In a letter presented to property owners the company said it had identified historical contamination under its site with the detection of industrial solvents previously used for cleaning metal parts and plastics.
Holden said it had found trichloroethylene (TCE) and perchloroethene (PCE) at identifiable levels in groundwater about 18 to 20 metres under the plant.
Low levels of both chemicals had also been found at the northeastern boundary of the company’s property and of TCE at the northern boundary.
“The risk posed by these chemicals is low given the concentrations that have been detected,” Holden told property owners.
“Nevertheless, we have notified (the) Environment Protection Authority (EPA) and are working with the EPA on this historical issue and are undertaking further testing and sampling of the contamination.”
Holden said it was in the process of determining where to sink test bores and warned against the use of bore water for any purpose until further notice.

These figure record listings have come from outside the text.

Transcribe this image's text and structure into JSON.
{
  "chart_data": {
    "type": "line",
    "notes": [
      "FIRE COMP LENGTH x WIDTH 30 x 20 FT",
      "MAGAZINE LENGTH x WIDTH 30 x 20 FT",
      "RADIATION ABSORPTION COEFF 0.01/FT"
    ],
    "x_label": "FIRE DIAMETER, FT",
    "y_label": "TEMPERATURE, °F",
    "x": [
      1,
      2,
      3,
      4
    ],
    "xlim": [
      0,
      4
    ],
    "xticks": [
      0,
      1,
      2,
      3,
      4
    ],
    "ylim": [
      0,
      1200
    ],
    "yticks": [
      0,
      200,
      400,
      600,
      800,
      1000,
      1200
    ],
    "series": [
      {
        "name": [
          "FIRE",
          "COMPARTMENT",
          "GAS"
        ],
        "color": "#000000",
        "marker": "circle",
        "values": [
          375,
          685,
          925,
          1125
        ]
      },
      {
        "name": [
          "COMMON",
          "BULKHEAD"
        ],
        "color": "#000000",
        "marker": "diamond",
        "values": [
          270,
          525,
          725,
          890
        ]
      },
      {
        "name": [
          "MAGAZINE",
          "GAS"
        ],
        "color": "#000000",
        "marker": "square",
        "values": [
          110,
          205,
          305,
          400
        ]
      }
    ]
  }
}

“Please be assured that your health and safety are our top priority,” the company told property owners.
The EPA said it was previously notified of the contamination under the Holden site in February but had since been provided with further information by the company.
Acting chief executive Tony Circelli there were no bores on residential properties within the investigation area but there were some commercial bores.
“This further confirms previous advice from EPA and SA Health that bore owners should regularly test their bore water to ensure it is fit for purpose,” Mr Circelli.
The EPA said Holden had also engaged occupational hygienists from the University of Adelaide to assess indoor air quality for workers at its Elizabeth plant.
It said this work was undertaken in buildings above the known plume area for the chemicals and the results found there was no unacceptable risk to human health.